Curó a muchos enfermos de diversos males


Lectura del santo evangelio según San Marcos 1, 29-39
En aquel tiempo, al salir Jesús de la sinagoga, fue con Santiago y Juan a casa de Simón y Andrés.
La suegra de Simón estaba en cama con fiebre, e inmediatamente le hablaron de ella. Él se acercó, la cogió de la mano y la levantó. Se le pasó la fiebre y se puso a servirles.
Al anochecer, cuando se puso el sol, le llevaron todos los enfermos y endemoniados. La población entera se agolpaba a la puerta. Curó a muchos enfermos de diversos males y expulsó muchos demonios; y como los demonios lo conocían, no les permitía hablar.

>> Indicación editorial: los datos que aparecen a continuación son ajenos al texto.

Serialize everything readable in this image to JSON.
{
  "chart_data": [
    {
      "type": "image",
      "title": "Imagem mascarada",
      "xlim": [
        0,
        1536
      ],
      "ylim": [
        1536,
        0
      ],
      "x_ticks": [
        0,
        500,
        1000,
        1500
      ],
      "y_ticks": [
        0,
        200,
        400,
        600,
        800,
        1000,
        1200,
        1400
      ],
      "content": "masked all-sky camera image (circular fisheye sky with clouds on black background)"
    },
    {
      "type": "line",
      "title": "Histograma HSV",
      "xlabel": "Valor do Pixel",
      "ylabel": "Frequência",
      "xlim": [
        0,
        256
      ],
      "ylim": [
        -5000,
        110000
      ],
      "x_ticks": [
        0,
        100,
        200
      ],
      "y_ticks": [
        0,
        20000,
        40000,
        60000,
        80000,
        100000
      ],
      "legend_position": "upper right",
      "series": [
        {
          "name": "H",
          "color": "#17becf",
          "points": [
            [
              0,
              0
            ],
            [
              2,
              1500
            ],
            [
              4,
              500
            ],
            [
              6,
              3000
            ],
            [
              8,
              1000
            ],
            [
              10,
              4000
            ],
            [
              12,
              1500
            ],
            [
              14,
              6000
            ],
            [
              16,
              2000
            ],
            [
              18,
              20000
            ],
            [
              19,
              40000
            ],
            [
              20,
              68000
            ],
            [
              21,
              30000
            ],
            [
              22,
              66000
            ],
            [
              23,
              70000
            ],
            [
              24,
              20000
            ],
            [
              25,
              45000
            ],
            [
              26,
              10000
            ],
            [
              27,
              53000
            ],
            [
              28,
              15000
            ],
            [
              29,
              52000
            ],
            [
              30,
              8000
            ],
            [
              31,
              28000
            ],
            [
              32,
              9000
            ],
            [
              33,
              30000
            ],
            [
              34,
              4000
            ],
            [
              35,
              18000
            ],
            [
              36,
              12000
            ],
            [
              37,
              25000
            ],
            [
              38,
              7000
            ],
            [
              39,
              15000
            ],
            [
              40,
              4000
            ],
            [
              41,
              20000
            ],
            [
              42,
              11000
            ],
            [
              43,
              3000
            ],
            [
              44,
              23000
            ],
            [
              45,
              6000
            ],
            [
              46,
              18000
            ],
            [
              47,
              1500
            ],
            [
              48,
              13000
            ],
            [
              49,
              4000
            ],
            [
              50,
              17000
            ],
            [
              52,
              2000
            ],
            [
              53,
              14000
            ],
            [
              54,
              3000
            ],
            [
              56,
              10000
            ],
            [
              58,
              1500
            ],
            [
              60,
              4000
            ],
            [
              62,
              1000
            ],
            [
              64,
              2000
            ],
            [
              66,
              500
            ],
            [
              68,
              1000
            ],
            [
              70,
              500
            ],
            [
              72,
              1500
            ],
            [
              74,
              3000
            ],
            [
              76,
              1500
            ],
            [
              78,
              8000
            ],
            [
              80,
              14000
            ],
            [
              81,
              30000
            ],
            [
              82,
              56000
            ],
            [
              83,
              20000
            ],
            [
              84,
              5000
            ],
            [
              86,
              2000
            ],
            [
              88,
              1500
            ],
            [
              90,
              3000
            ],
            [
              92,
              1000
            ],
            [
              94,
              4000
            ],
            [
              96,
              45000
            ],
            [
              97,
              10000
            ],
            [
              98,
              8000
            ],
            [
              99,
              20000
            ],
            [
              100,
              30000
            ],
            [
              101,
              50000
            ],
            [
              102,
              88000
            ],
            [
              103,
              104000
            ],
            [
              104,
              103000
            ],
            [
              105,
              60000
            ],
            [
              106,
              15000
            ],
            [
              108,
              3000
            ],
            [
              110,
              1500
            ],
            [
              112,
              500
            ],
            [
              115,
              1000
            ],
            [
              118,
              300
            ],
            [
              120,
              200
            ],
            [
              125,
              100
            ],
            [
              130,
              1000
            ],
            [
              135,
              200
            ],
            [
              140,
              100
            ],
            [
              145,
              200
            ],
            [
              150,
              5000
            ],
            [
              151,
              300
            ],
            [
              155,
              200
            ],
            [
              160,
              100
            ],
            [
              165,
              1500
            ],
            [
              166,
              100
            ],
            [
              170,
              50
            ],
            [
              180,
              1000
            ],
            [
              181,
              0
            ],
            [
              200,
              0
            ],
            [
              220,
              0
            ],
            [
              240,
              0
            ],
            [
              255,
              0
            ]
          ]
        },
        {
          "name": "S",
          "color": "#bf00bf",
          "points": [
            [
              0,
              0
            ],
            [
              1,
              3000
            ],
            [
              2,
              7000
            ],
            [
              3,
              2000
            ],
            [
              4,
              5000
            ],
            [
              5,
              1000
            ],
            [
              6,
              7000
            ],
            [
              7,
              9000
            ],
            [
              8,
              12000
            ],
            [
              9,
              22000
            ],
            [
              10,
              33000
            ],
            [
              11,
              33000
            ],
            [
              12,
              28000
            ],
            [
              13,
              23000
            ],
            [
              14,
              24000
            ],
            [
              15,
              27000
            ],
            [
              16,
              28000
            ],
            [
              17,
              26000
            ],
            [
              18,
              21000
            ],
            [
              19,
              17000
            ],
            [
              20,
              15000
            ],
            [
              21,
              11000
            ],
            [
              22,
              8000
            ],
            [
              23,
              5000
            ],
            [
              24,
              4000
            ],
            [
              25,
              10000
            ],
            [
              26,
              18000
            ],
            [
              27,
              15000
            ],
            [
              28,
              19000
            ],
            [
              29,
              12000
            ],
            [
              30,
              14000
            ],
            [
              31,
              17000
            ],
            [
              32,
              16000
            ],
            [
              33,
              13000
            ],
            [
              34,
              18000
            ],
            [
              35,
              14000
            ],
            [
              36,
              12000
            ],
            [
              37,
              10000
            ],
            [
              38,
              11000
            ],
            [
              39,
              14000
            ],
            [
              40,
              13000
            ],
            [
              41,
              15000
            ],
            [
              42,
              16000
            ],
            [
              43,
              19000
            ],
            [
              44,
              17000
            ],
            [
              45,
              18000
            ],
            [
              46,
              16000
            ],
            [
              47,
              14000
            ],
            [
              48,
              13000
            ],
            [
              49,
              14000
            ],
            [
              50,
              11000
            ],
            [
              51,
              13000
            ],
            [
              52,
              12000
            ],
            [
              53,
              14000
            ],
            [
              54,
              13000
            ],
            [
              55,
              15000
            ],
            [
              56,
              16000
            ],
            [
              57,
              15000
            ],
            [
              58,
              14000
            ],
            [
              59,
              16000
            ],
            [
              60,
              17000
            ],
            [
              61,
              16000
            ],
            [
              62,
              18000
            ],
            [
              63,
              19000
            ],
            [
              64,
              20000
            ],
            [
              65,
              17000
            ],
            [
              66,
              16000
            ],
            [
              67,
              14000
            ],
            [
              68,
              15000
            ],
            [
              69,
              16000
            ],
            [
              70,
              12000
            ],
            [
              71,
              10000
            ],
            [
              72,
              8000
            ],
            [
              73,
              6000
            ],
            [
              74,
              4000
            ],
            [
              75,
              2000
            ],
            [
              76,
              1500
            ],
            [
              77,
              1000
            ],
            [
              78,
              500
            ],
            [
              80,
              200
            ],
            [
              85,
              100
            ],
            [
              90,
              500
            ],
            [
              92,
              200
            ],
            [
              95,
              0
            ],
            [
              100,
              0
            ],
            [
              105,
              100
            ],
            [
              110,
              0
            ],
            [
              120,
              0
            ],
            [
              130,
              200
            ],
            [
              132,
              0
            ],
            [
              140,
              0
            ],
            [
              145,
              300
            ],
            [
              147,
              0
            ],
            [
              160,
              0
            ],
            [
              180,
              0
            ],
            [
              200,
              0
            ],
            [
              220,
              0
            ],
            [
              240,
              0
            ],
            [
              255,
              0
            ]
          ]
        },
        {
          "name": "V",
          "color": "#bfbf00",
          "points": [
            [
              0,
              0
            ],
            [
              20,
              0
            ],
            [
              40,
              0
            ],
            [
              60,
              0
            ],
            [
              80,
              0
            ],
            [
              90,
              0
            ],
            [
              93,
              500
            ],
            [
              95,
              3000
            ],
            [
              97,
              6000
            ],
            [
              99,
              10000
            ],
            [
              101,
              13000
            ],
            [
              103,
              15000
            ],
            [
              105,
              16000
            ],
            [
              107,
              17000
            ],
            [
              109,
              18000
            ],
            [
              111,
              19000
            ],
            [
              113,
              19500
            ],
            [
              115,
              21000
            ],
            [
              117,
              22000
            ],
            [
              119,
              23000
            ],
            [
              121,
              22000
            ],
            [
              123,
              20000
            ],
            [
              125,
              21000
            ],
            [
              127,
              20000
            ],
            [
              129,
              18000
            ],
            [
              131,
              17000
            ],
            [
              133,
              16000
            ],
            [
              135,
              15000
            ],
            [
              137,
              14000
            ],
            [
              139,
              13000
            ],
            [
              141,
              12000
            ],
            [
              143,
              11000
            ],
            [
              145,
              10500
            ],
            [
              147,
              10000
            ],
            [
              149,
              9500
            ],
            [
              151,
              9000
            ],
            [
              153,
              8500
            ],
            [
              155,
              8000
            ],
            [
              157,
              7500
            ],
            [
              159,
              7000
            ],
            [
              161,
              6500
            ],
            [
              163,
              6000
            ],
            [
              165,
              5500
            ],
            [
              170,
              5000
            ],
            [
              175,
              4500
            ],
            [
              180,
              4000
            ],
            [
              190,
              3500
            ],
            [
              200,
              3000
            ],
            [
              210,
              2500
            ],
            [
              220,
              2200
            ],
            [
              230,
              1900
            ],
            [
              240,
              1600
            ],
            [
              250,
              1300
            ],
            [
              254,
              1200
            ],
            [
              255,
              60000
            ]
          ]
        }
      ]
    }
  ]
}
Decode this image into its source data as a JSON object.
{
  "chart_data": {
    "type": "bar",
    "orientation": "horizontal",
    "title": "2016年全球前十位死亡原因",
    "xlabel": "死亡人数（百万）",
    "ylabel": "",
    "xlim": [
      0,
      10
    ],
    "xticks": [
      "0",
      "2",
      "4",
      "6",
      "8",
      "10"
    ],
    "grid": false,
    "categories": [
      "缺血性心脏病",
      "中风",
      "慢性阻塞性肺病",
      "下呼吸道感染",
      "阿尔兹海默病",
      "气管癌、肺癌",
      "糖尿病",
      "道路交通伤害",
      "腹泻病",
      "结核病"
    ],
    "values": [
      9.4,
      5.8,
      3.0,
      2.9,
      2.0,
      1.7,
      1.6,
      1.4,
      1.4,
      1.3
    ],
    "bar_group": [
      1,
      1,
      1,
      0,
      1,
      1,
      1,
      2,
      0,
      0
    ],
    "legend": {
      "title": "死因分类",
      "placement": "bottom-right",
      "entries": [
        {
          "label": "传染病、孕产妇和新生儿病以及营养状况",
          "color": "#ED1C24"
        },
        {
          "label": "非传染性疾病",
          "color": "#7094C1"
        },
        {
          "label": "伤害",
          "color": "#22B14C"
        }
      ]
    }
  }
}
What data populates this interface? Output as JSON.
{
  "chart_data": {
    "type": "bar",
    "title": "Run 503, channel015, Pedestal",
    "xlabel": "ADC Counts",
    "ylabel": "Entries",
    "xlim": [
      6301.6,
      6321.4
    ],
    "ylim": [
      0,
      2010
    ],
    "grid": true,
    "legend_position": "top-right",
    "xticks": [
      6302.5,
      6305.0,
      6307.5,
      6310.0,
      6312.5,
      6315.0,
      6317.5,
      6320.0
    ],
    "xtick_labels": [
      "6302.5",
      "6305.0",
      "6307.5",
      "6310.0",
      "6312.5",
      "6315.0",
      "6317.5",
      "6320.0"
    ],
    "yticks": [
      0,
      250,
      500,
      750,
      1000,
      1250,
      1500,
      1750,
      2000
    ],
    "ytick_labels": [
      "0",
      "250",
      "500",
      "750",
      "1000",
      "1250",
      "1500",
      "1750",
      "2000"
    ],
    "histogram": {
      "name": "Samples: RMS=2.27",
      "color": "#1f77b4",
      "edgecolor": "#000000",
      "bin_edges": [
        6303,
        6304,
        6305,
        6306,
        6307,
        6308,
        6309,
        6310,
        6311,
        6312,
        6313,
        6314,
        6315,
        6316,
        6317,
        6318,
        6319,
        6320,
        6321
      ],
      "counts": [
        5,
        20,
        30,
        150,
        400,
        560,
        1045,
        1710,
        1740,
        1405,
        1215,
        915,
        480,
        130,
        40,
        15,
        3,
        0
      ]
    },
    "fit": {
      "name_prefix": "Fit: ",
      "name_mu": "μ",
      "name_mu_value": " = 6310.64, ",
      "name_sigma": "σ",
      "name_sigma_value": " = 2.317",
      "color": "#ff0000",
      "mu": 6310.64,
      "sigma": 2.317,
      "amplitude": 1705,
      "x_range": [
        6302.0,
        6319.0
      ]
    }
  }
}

Se levantó de madrugada, cuando todavía estaba muy oscuro, se marchó a un lugar solitario y allí se puso a orar. Simón y sus compañeros fueron en su busca y, al encontrarlo, le dijeron:
-«Todo el mundo te busca.»
Él les respondió:
- «Vámonos a otra parte, a las aldeas cercanas, para predicar también allí; que para eso he salido.»
Así recorrió toda Galilea, predicando en sus sinagogas y expulsando los demonios
Palabra del Señor.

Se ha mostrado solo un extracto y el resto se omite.